「任せるよ-」
この一言、他人を尊重しているようで、自分で決める責任を放棄しているだけだ。
それに、任せると言っておきながら後で文句を言う人のタチの悪さといったら。

1人で海外は無理と言っていた友達は、私が一緒だから行くことにした

大学生の時、高校時代にとても仲のよかった友達と一緒に海外旅行をした。
私が留学していた国ということもあり、私は多少ではあるがその国の土地勘があり、主要な観光スポットも知っていた。

1人で海外に行くのは絶対無理だと言っていた友達は、私が一緒だから行くことにしたという。私自身も楽しみにしていた。

3泊4日の旅で、ほとんどノープランで出発。どうしても行きたいところだけを絞り、あとは成り行き任せといった感じだ。

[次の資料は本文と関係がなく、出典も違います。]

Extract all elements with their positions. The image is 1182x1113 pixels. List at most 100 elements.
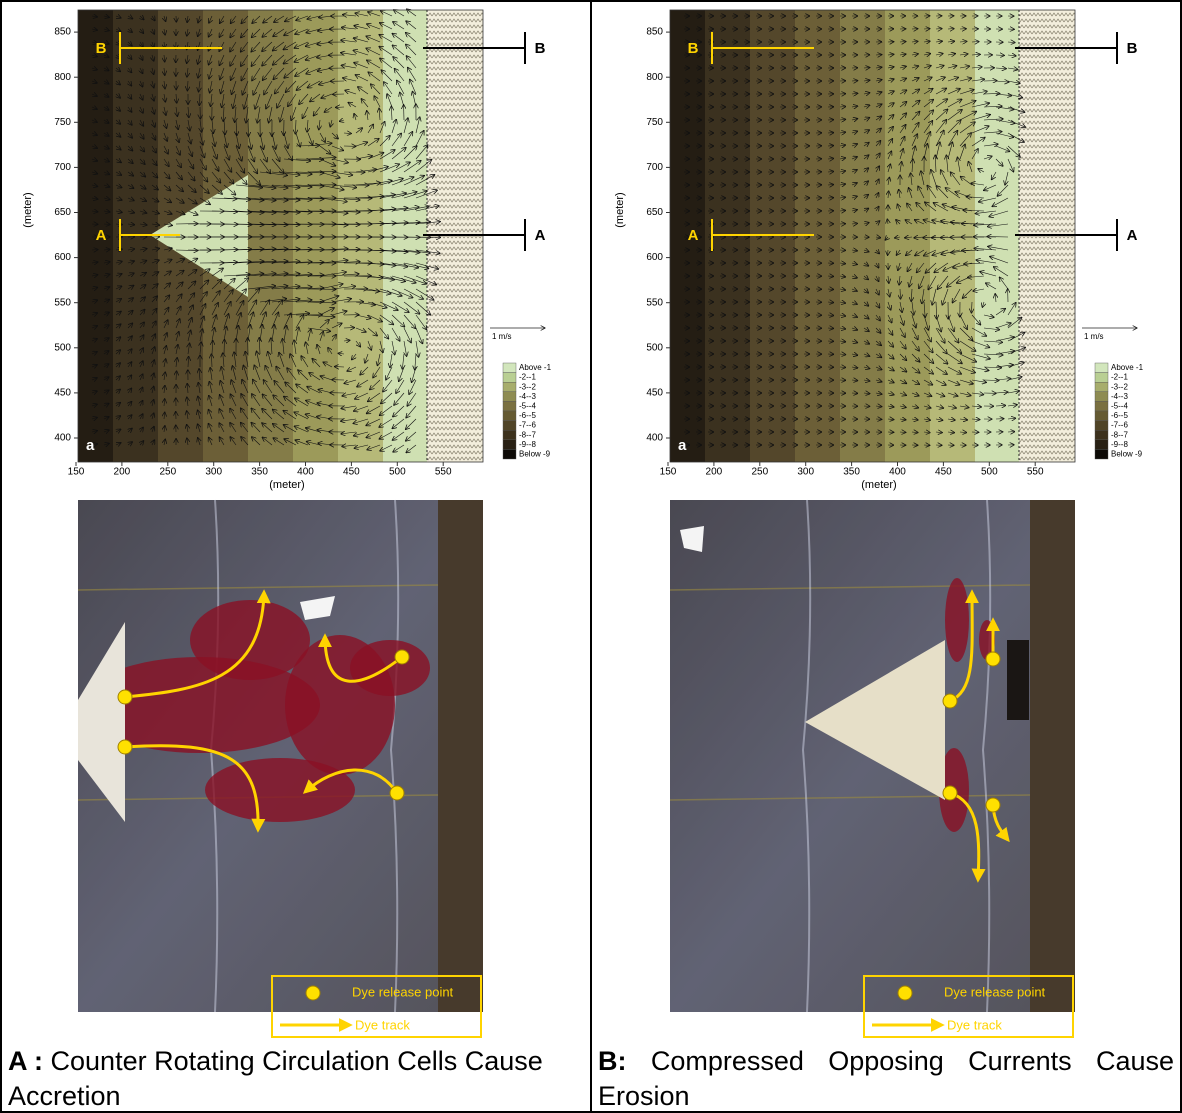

現地に着いて興奮していた友達。旅行をしていて気づくのが、意外と選択をしなければならない場面って多いものだ。目的地までどの交通手段で行くか、どこでご飯を食べるか、どの順番で行きたいところをまわるか…。そして、ツアーでなければ3泊4日って意外と長い。

悪気はなかったと思う。「私に任せておけば大丈夫」だった

友達は行きたいところ以外の選択のほとんどすべてを私に任せた。私に土地勘があり現地語も少しわかるというのは明白だし、そして何より、いわゆる優等生であった私の性格をよく知っている。私に任せておけば大丈夫といった感じだった。悪気はなかったのだと思う。

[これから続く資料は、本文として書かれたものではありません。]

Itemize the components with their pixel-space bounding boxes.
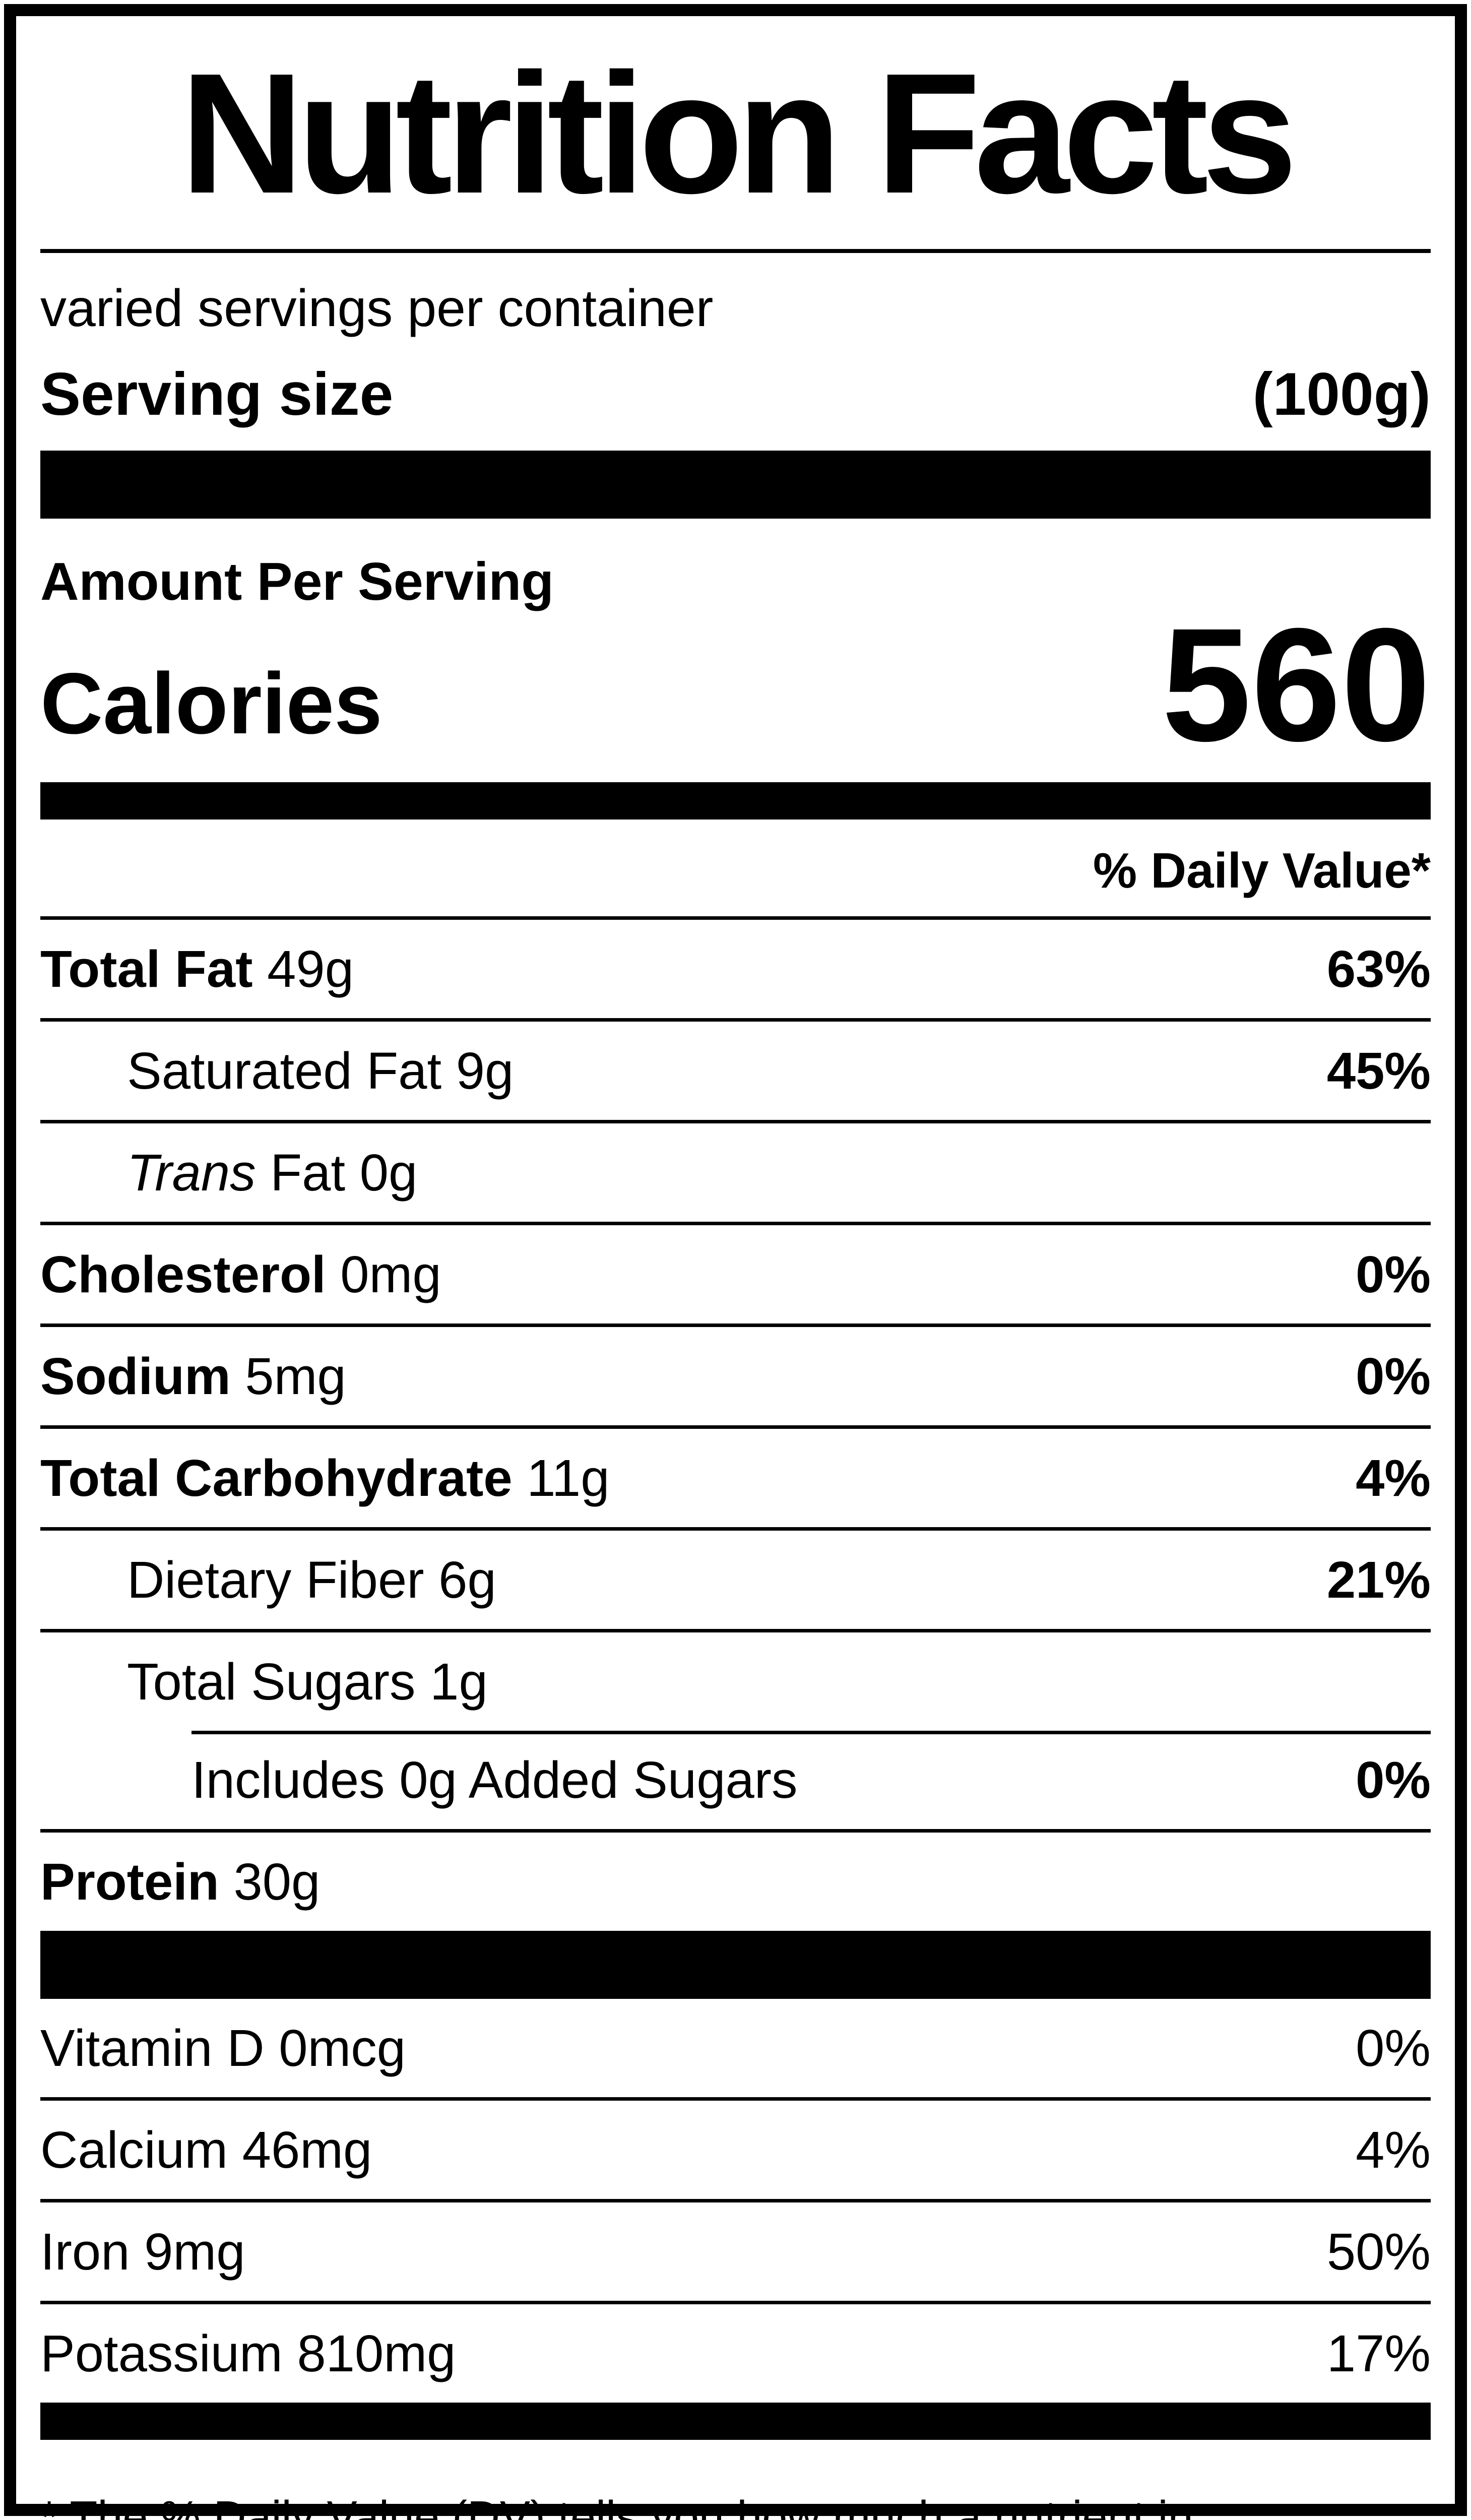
micronutrient-dv: 50% [1326, 2222, 1431, 2281]
micronutrient-dv: 0% [1356, 2019, 1431, 2077]
micronutrient-row-calcium: Calcium 46mg 4% [40, 2097, 1431, 2199]
label-title: Nutrition Facts [180, 38, 1298, 229]
section-bar-medium [40, 782, 1431, 820]
nutrient-row-total-fat: Total Fat 49g 63% [40, 916, 1431, 1018]
servings-per-container: varied servings per container [40, 279, 714, 338]
nutrient-dv: 45% [1326, 1041, 1431, 1100]
nutrient-row-cholesterol: Cholesterol 0mg 0% [40, 1221, 1431, 1324]
nutrient-name: Dietary Fiber [127, 1550, 424, 1609]
nutrient-name: Includes 0g Added Sugars [191, 1750, 798, 1809]
micronutrient-name: Calcium [40, 2120, 228, 2179]
daily-value-footnote: * The % Daily Value (DV) tells you how m… [40, 2488, 1431, 2520]
micronutrient-row-vitamin-d: Vitamin D 0mcg 0% [40, 1999, 1431, 2097]
daily-value-header: % Daily Value* [1093, 842, 1431, 898]
serving-size-value: (100g) [1252, 360, 1431, 428]
footnote-bar [40, 2402, 1431, 2440]
nutrient-name: Sodium [40, 1347, 231, 1405]
nutrient-amount: 49g [267, 939, 354, 998]
title-divider [40, 249, 1431, 254]
nutrient-row-trans-fat: Trans Fat 0g [40, 1119, 1431, 1222]
nutrient-amount: 6g [438, 1550, 496, 1609]
nutrient-name: Protein [40, 1852, 219, 1911]
micronutrient-name: Potassium [40, 2324, 283, 2382]
serving-size-label: Serving size [40, 360, 394, 428]
nutrient-amount: 11g [527, 1448, 610, 1507]
nutrient-amount: 0mg [340, 1245, 441, 1303]
micronutrient-name: Iron [40, 2222, 130, 2281]
micronutrients-section: Vitamin D 0mcg 0% Calcium 46mg 4% Iron 9… [40, 1999, 1431, 2403]
calories-row: Calories 560 [40, 594, 1431, 775]
nutrient-row-sodium: Sodium 5mg 0% [40, 1323, 1431, 1425]
nutrient-name: Total Sugars [127, 1652, 416, 1711]
micronutrient-dv: 17% [1326, 2324, 1431, 2382]
section-bar-thick-bottom [40, 1930, 1431, 1999]
micronutrient-row-iron: Iron 9mg 50% [40, 2198, 1431, 2301]
nutrient-row-total-sugars: Total Sugars 1g [40, 1628, 1431, 1731]
nutrition-facts-label: Nutrition Facts varied servings per cont… [4, 4, 1467, 2520]
nutrient-dv: 63% [1326, 939, 1431, 998]
section-bar-thick-top [40, 451, 1431, 519]
micronutrient-amount: 0mcg [279, 2019, 406, 2077]
nutrient-row-added-sugars: Includes 0g Added Sugars 0% [40, 1730, 1431, 1829]
nutrient-name-italic: Trans [127, 1143, 256, 1202]
nutrient-name: Cholesterol [40, 1245, 326, 1303]
micronutrient-dv: 4% [1356, 2120, 1431, 2179]
nutrient-amount: 0g [359, 1143, 418, 1202]
nutrient-row-protein: Protein 30g [40, 1829, 1431, 1931]
amount-per-serving-label: Amount Per Serving [40, 552, 554, 612]
micronutrient-name: Vitamin D [40, 2019, 265, 2077]
nutrient-name: Fat [270, 1143, 346, 1202]
micronutrient-amount: 810mg [297, 2324, 456, 2382]
nutrient-amount: 30g [233, 1852, 321, 1911]
serving-size-row: Serving size (100g) [40, 350, 1431, 451]
nutrient-dv: 21% [1326, 1550, 1431, 1609]
nutrient-amount: 9g [456, 1041, 514, 1100]
nutrient-name: Saturated Fat [127, 1041, 442, 1100]
nutrient-name: Total Fat [40, 939, 253, 998]
micronutrient-amount: 9mg [144, 2222, 245, 2281]
nutrient-amount: 1g [430, 1652, 488, 1711]
nutrient-dv: 4% [1356, 1448, 1431, 1507]
nutrient-amount: 5mg [245, 1347, 346, 1405]
nutrient-row-saturated-fat: Saturated Fat 9g 45% [40, 1018, 1431, 1120]
nutrient-row-dietary-fiber: Dietary Fiber 6g 21% [40, 1527, 1431, 1629]
micronutrient-amount: 46mg [242, 2120, 372, 2179]
nutrient-row-total-carbohydrate: Total Carbohydrate 11g 4% [40, 1425, 1431, 1527]
nutrient-dv: 0% [1356, 1245, 1431, 1303]
calories-label: Calories [40, 655, 382, 752]
nutrient-name: Total Carbohydrate [40, 1448, 513, 1507]
micronutrient-row-potassium: Potassium 810mg 17% [40, 2300, 1431, 2403]
nutrient-dv: 0% [1356, 1750, 1431, 1809]
calories-value: 560 [1162, 594, 1431, 775]
footnote-line: * The % Daily Value (DV) tells you how m… [40, 2492, 1193, 2520]
nutrient-dv: 0% [1356, 1347, 1431, 1405]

それが私にとっては負担だった。どちらかというと私の方は知らない国ではないのだから、初めて来た友達にあれが見たいこれが食べたいと言ってほしかった。

それを伝えられなかった私にも非があるのは重々承知で、私が持ち合わせている知識の中から選択肢を出しても最後は「任せるよ-」だった。

結局私が決めていたが当然それも完璧ではない。私はツアーコンダクターでも現地ガイドでもないのだ。不都合な状況、例えば移動してからご飯を食べようということにしたはいいものの、着いてみると意外にも何もなかったというようなことは何度か起きた。

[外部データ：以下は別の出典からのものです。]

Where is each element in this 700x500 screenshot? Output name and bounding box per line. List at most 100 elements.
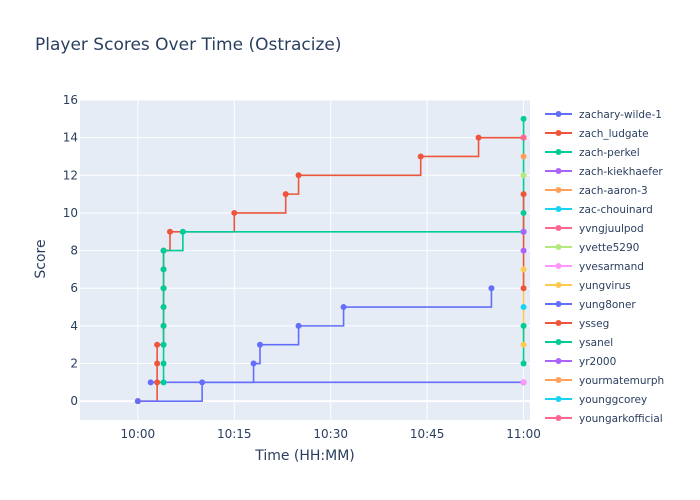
legend[interactable]: zachary-wilde-1 zach_ludgate zach-perkel za… [545, 109, 664, 425]
legend-swatch-marker [555, 225, 562, 231]
data-point[interactable] [520, 285, 527, 292]
legend-item[interactable]: zachary-wilde-1 [545, 109, 662, 121]
data-point[interactable] [282, 191, 289, 198]
data-point[interactable] [520, 115, 527, 122]
legend-item[interactable]: yvngjuulpod [545, 223, 644, 235]
legend-swatch-marker [555, 377, 562, 383]
data-point[interactable] [154, 379, 161, 386]
legend-item[interactable]: yourmatemurph [545, 375, 664, 387]
y-axis-ticks: 0 2 4 6 8 10 12 14 16 [63, 93, 78, 408]
legend-label: zach-perkel [579, 147, 640, 159]
legend-label: yvngjuulpod [579, 223, 644, 235]
data-point[interactable] [160, 379, 167, 386]
legend-item[interactable]: zach_ludgate [545, 128, 649, 140]
data-point[interactable] [520, 266, 527, 273]
y-tick-label: 4 [70, 319, 78, 333]
y-tick-label: 0 [70, 394, 78, 408]
legend-swatch-marker [555, 111, 562, 117]
data-point[interactable] [340, 304, 347, 311]
legend-item[interactable]: zach-aaron-3 [545, 185, 648, 197]
legend-item[interactable]: yvette5290 [545, 242, 639, 254]
x-tick-label: 10:30 [313, 427, 348, 441]
data-point[interactable] [154, 341, 161, 348]
data-point[interactable] [520, 379, 527, 386]
legend-label: ysanel [579, 337, 613, 349]
data-point[interactable] [199, 379, 206, 386]
legend-label: yungvirus [579, 280, 631, 292]
legend-swatch-marker [555, 358, 562, 364]
legend-swatch-marker [555, 320, 562, 326]
legend-item[interactable]: yvesarmand [545, 261, 644, 273]
data-point[interactable] [520, 304, 527, 311]
x-tick-label: 11:00 [506, 427, 541, 441]
legend-label: yr2000 [579, 356, 616, 368]
data-point[interactable] [295, 322, 302, 329]
data-point[interactable] [520, 209, 527, 216]
grid-lines [80, 99, 530, 420]
data-point[interactable] [160, 341, 167, 348]
x-tick-label: 10:45 [410, 427, 445, 441]
legend-swatch-marker [555, 206, 562, 212]
legend-label: yvette5290 [579, 242, 639, 254]
legend-label: zach-kiekhaefer [579, 166, 663, 178]
legend-label: zachary-wilde-1 [579, 109, 662, 121]
legend-swatch-marker [555, 339, 562, 345]
data-point[interactable] [520, 322, 527, 329]
data-point[interactable] [231, 209, 238, 216]
legend-item[interactable]: yr2000 [545, 356, 616, 368]
data-point[interactable] [160, 322, 167, 329]
x-axis-title: Time (HH:MM) [254, 448, 355, 464]
data-point[interactable] [257, 341, 263, 348]
data-point[interactable] [520, 191, 527, 198]
data-point[interactable] [520, 341, 527, 348]
data-point[interactable] [160, 266, 167, 273]
legend-item[interactable]: zach-kiekhaefer [545, 166, 663, 178]
data-point[interactable] [160, 304, 167, 311]
data-point[interactable] [520, 228, 527, 235]
data-point[interactable] [475, 134, 482, 141]
legend-item[interactable]: ysseg [545, 318, 609, 330]
legend-item[interactable]: zac-chouinard [545, 204, 653, 216]
legend-label: yung8oner [579, 299, 636, 311]
y-tick-label: 10 [63, 206, 78, 220]
legend-item[interactable]: zach-perkel [545, 147, 640, 159]
legend-swatch-marker [555, 301, 562, 307]
data-point[interactable] [160, 247, 167, 254]
data-point[interactable] [160, 360, 167, 367]
data-point[interactable] [295, 172, 302, 179]
y-tick-label: 12 [63, 168, 78, 182]
chart-title: Player Scores Over Time (Ostracize) [35, 35, 342, 55]
legend-label: zach_ludgate [579, 128, 649, 140]
data-point[interactable] [520, 360, 527, 367]
data-point[interactable] [488, 285, 495, 292]
data-point[interactable] [520, 172, 527, 179]
legend-item[interactable]: yung8oner [545, 299, 636, 311]
plot-area [80, 100, 530, 420]
data-point[interactable] [147, 379, 154, 386]
legend-item[interactable]: ysanel [545, 337, 613, 349]
data-point[interactable] [154, 360, 161, 367]
legend-label: zac-chouinard [579, 204, 653, 216]
legend-item[interactable]: younggcorey [545, 394, 647, 406]
legend-item[interactable]: yungvirus [545, 280, 631, 292]
data-point[interactable] [179, 228, 186, 235]
data-point[interactable] [167, 228, 173, 235]
legend-label: younggcorey [579, 394, 647, 406]
legend-swatch-marker [555, 149, 562, 155]
legend-label: zach-aaron-3 [579, 185, 648, 197]
marker-layer [134, 115, 527, 405]
data-point[interactable] [520, 247, 527, 254]
data-point[interactable] [160, 285, 167, 292]
data-point[interactable] [520, 134, 527, 141]
legend-swatch-marker [555, 282, 562, 288]
series-line [137, 136, 524, 402]
y-tick-label: 6 [70, 281, 78, 295]
data-point[interactable] [520, 153, 527, 160]
legend-item[interactable]: youngarkofficial [545, 413, 663, 425]
legend-label: yvesarmand [579, 261, 644, 273]
data-point[interactable] [250, 360, 257, 367]
data-point[interactable] [134, 398, 141, 405]
y-tick-label: 8 [70, 244, 78, 258]
data-point[interactable] [417, 153, 424, 160]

それも含めて旅の醍醐味だと思えればいいのだが、友達の口から出た「失敗したな~」の一言で一気にその友達に対する好感度が下がった。彼女が自ら選択した結果同じことが起きてもそう言ったのかもしれないが、それにしても私に対する最低限の礼儀としてそれはないでしょ?と思ってしまったのだった。

自分に決定権があればきちんと決めたい。本人には言えないけれど

旅の後半はそんなモヤモヤを抱え続け、そうなると友達の言動のひとつひとつが余計嫌に思えてきて、挙句帰国してからインスタに「帰国した!世界変わったなぁ~」などと投稿しているのを見てしまった暁には彼女のアカウントをミュートした。

その時の感情を書き出すとただの悪口の羅列になってしまうので控えるけれど、この一件を通じて自分自身も人任せにするのはやめようと思った。

人に助けてもらわずに生きることはできないけれど、自分の人生は自分で決めたい。民主主義の世の中だからもちろん全てが自分の思い通りにはならないけれど、だからこそ自分に決定権があるときはきちんと決めたい。そして結果としてよくないことが起きたとしても、責任はその道を選んだ自分にあるって受け止めたい。

その時感じたことは今でも本人に言えない。旅行から1年経って、自分の中で気持ちの整理がついたと思ったときに近況を知りたくて1回だけ会った。それでも彼女のアカウントは見ないままだ。